Envoys to North Korean disarmament talks announced a three-week recess yesterday after 13 days of meetings, deadlocked over the North's insistence on retaining a peaceful nuclear program.
Talks are to resume the week of Aug. 29, Chinese Vice Foreign Minister Wu Dawei told reporters. However, he warned that even after the break, "I can't say for sure that we will reach agreement."
The suspension was announced after the chief envoys from the six governments met yesterday morning in a final effort to produce a statement of principles meant to guide future negotiations aimed at persuading North Korea to give up nuclear development.
PHOTO: AP
The disagreement over "peaceful nuclear activity" was "one of the very important elements that led us to fail to come up with an agreement," said the North's envoy, Vice Foreign Minister Kim Kye Gwan.
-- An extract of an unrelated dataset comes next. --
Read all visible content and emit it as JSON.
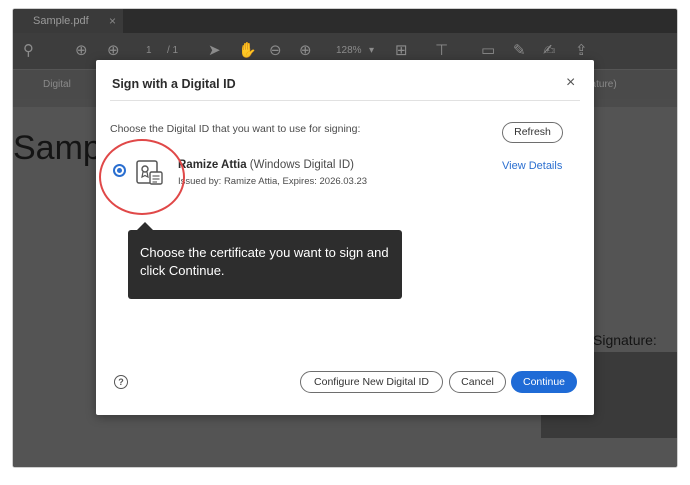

Speaking at a news conference at the North Korean Embassy, Kim also insisted that the US remove its "nuclear threat" from the Korean Peninsula.
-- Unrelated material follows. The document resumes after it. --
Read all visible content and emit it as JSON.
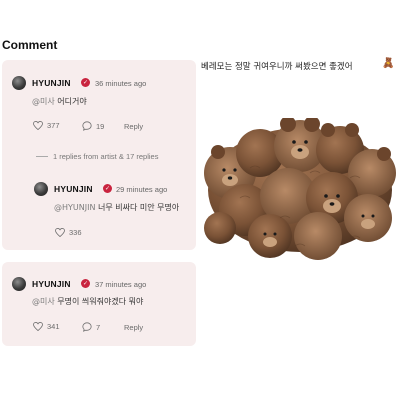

"We had to produce nuclear weapons because the United States is threatening us with nuclear weapons," he said.
Some 32,500 US troops are based in South Korea, but Washington says no nuclear weapons are deployed there and that it has no intention of invading the North.
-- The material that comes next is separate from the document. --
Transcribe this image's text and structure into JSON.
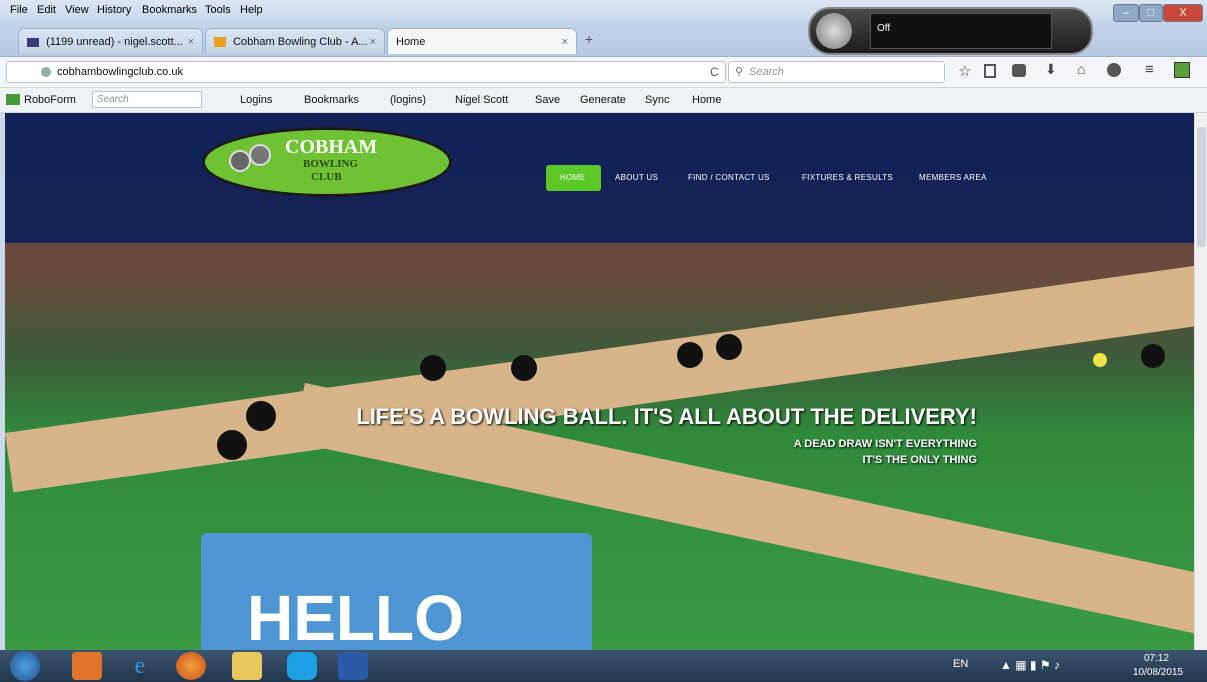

Also yesterday, Japanese and North Korean envoys held a one-on-one meeting -- their first during this round of talks. The North had earlier refused to meet with the Japanese.
The talks stalled after North Korea insisted on receiving a light-water nuclear reactor, part of a US aid package offered in 1994, said the American envoy, Assistant Secretary of State Christopher Hill.
"They began to insist on a light-water reactor and indeed wanted to have their desire for a light-water reactor included in the agreement," Hill said. "No one else wants to do that."
Hill said he thought the North Korean delegation in Beijing understood the reactor was "simply not on the table."
But, he added, "perhaps people back in Pyongyang need to hear it directly."
Kim, however, said that he expected that the US would "change its policy on not letting us have any kind of nuclear activities during the recess period."
During the recess, the "six parties will report to their respective governments and study ways to solve the differences," said Wu, the Chinese delegate.
"They are supposed to maintain contact and consultations during that recess," Wu told reporters outside the building where the three-hour meeting took place.
Hill said that contacts between Washington and Pyongyang wouldn't have to stop because of the break.
"Sure, we're willing to be in contact," Hill said when asked whether Washington would stay in touch with Pyongyang during the recess. "We will continue to share our views. We won't let issues of protocol ... get in the way. We are going to work aggressively to take care of this problem."
China, the meeting's host, issued a "chairman's statement" instead of the planned joint statement.
It said the governments "reaffirmed that the goal of the six-party talks is the denuclearization of the Korean Peninsula in a peaceful manner and agreed to issue a common paper to this end."
Diplomats say the talks are deadlocked over the North's insistence on retaining "peaceful nuclear activities" and what it would get for giving up its arms program.
The North also wants aid in exchange for freezing nuclear development, and then more for dismantling the program. Washington wants to see the program verifiably dismantled before providing any rewards.